During the COVID-19 pandemic, violence targeting healthcare reportedly increased. Attacks against healthcare can severely hamper the public health response during a pandemic. Descriptive data analysis of these attacks may be helpful to develop prevention and mitigation strategies. This study aimed to investigate trends regarding COVID-19-related attacks against healthcare from January 2020 until January 2023. COVID-19-related incidents occurring between January 2020 and January 2023 were extracted from the Safeguarding Health in Conflict Coalition database and screened for eligibility. Included incidents were linked to COVID-19 health measures or were attacks directly interfering with COVID-19 healthcare, including conflict-related attacks. Data collected per incident included temporal factors; country; setting; attack and weapon type; perpetrator; motive; number of healthcare workers (HCWs) killed, injured, or kidnapped; and health facility damage. The study identified 255 COVID-19-related attacks against healthcare, with 18 HCWs killed, 147 HCWs injured, and 86 facilities damaged. The highest attack frequency was reported during the beginning of the pandemic and predominantly concerned stigma-related attacks against healthcare. Reported incidents in 2021 included attacks targeting vaccination campaigns, as well as conflict-related attacks interfering with COVID-19 healthcare. COVID-19-related attacks against healthcare occurred in heterogeneous contexts throughout the pandemic.

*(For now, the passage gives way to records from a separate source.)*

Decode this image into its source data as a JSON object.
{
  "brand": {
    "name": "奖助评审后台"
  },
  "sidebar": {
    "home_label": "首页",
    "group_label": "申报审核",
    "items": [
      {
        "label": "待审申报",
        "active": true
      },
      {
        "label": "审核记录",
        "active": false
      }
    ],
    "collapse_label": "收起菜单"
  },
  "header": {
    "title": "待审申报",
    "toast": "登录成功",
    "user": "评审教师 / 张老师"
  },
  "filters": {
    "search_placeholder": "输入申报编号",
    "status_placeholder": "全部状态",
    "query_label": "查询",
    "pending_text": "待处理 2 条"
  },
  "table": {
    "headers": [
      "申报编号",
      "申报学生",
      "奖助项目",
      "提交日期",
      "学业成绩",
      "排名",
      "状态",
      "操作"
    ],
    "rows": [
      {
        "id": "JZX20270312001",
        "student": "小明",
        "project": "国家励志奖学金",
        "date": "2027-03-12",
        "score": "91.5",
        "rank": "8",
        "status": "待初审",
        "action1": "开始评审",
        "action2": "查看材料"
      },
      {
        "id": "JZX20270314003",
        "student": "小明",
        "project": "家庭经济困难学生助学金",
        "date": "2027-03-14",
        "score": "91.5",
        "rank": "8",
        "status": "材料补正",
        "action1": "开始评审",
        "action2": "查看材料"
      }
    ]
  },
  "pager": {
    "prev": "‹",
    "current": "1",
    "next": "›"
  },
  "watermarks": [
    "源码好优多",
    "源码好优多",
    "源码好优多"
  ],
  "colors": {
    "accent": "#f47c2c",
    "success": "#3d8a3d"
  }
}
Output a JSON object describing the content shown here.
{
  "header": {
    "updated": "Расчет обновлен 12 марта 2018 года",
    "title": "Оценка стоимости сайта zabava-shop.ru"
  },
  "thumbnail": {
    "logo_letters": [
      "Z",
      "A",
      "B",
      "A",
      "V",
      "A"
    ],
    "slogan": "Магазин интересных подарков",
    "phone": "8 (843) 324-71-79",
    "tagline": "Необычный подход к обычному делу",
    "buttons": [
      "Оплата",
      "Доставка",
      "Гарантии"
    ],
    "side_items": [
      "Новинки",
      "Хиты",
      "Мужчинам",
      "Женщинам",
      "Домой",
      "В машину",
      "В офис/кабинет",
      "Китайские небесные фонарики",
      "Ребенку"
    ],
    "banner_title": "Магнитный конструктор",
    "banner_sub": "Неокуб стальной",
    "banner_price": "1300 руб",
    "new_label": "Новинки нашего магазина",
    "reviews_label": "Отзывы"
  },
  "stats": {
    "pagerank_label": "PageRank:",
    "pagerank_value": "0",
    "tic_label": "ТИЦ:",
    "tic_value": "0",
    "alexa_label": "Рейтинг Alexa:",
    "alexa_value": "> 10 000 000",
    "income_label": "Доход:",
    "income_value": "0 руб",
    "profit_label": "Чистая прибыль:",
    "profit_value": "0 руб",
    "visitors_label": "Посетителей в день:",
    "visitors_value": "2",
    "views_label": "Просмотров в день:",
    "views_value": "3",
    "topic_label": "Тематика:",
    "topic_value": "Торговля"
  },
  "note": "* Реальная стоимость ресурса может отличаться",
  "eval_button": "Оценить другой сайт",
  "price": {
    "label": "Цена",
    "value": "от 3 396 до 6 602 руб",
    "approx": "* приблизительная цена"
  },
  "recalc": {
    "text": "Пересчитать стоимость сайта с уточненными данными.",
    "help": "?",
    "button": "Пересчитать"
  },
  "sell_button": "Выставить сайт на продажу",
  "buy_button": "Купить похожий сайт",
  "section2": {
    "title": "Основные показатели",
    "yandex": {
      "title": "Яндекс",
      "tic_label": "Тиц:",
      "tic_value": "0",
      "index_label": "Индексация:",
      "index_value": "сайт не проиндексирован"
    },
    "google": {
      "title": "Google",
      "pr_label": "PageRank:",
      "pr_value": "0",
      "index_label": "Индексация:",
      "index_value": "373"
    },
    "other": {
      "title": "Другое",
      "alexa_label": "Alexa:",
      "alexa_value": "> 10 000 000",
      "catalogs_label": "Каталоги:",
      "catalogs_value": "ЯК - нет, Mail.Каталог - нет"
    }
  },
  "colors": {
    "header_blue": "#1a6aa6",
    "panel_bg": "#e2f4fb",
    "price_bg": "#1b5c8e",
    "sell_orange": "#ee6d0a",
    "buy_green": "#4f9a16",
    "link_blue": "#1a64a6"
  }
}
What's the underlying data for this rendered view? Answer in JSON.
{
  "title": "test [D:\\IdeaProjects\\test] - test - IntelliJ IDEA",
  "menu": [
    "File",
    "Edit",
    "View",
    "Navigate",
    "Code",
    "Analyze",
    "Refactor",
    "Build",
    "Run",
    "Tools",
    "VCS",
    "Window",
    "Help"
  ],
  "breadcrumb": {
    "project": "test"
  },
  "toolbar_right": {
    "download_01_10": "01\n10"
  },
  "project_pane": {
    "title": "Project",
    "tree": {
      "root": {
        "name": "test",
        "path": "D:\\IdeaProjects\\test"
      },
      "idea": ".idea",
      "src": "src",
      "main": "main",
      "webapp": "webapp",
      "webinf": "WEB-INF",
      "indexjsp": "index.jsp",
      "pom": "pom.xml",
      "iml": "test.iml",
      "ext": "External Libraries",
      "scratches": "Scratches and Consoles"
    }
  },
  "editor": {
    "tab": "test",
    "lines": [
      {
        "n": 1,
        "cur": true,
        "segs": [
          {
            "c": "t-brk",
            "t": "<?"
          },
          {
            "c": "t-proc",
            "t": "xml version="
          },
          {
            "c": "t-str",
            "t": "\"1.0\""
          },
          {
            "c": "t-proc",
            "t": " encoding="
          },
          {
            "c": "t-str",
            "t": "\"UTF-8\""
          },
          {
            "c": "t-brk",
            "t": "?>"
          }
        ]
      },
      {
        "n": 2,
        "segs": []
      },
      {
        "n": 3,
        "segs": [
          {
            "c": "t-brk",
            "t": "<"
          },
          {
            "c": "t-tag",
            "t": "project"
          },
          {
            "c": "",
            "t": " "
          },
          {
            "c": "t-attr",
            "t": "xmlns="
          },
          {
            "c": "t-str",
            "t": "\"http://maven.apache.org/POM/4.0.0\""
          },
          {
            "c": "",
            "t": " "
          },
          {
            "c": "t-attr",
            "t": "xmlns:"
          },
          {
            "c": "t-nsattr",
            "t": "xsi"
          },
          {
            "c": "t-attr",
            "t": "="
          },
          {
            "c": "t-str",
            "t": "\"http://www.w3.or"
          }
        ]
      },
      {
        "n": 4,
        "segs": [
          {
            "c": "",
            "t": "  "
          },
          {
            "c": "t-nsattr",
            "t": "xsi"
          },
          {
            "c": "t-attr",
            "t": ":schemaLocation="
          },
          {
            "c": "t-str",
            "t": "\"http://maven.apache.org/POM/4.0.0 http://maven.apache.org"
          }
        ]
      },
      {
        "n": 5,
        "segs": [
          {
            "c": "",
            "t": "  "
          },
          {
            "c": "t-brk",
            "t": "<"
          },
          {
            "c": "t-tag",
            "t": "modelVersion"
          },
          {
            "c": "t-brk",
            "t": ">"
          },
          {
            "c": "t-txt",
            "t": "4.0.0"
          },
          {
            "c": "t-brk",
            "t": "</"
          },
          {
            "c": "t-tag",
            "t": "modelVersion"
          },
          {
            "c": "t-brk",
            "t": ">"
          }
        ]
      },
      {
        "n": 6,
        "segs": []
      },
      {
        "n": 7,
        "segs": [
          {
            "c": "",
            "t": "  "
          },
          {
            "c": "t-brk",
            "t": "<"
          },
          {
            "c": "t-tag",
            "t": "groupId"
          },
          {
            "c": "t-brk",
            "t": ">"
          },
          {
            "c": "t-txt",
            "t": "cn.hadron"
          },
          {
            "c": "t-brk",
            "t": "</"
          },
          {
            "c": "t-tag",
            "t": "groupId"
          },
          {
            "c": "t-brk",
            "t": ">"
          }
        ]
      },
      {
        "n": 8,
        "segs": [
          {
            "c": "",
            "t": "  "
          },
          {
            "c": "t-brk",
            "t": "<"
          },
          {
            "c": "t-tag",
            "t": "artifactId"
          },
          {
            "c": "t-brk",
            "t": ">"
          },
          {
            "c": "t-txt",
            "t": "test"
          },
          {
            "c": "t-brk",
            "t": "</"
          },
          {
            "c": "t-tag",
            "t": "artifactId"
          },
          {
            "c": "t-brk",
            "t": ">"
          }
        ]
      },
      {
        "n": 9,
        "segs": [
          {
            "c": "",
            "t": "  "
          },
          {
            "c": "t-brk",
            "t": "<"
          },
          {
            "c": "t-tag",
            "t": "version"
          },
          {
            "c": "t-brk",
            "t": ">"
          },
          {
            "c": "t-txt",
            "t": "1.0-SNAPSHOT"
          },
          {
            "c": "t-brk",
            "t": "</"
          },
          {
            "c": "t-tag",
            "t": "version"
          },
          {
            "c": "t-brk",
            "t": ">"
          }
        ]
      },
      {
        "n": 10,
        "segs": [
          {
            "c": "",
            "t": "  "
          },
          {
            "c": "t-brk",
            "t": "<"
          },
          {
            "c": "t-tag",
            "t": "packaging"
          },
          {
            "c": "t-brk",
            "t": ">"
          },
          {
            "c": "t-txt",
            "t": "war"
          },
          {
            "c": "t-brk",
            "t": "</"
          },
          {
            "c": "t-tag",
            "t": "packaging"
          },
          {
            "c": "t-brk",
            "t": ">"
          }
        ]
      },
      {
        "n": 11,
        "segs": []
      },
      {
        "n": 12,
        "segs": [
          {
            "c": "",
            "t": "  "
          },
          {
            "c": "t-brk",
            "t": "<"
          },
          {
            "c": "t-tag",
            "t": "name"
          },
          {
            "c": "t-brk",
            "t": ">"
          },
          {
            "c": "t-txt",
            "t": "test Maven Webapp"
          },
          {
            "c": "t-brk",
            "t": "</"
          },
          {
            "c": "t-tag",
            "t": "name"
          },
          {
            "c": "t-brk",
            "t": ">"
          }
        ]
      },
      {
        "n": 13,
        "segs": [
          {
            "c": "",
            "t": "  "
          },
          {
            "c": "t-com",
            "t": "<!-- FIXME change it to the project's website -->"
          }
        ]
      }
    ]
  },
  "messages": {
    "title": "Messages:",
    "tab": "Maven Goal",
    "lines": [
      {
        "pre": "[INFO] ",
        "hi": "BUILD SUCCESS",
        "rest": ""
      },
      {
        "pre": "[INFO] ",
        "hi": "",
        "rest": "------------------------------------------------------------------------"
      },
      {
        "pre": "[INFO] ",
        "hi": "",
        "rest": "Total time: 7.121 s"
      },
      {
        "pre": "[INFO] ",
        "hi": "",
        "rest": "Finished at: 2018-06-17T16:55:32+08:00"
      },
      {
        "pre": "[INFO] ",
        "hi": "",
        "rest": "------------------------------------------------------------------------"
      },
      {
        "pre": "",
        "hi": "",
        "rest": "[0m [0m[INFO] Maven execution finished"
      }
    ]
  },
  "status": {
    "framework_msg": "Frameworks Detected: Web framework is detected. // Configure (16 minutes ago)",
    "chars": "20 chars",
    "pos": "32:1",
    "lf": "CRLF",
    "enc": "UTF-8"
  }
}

Due to underreporting, the data presented are a minimum estimate of the actual magnitude of violence. The findings of this study emphasize the importance of public education campaigns, improved coordination between healthcare organizations and law enforcement, and the possible need to bolster the security of medical facilities and health workers.

据报道,在 COVID-19 大流行期间,针对医疗保健的暴力行为有所增加。在大流行期间,针对医疗保健的袭击会严重阻碍公共卫生响应。对这些袭击进行描述性数据分析可能有助于制定预防和缓解策略。本研究旨在调查 2020 年 1 月至 2023 年 1 月期间与 COVID-19 相关的针对医疗保健的攻击趋势。研究人员从 "冲突中保护健康联盟 "数据库中提取了 2020 年 1 月至 2023 年 1 月期间发生的 COVID-19 相关事件,并筛选出符合条件的事件。纳入的事件与 COVID-19 医疗措施相关联,或者是直接干扰 COVID-19 医疗的攻击,包括与冲突相关的攻击。每起事件收集的数据包括时间因素、国家、环境、袭击和武器类型、肇事者、动机、死亡、受伤或被绑架的医疗工作者 (HCW) 人数以及医疗设施受损情况。研究确定了 255 起与 COVID-19 相关的医疗卫生袭击事件,其中 18 名医护人员死亡,147 名医护人员受伤,86 处设施受损。据报告,大流行开始时发生的袭击频率最高,主要涉及与污名化有关的针对医疗保健的袭击。2021 年报告的事件包括针对疫苗接种活动的攻击,以及与冲突有关的干扰 COVID-19 医疗保健的攻击。在整个大流行期间,与 COVID-19 相关的针对医疗保健的攻击发生在不同的背景下。由于报告不足,所提供的数据只是对实际暴力规模的最低估计。本研究的结果强调了公众教育活动、改善医疗机构与执法部门之间协调的重要性,以及加强医疗设施和医疗工作者安全的必要性。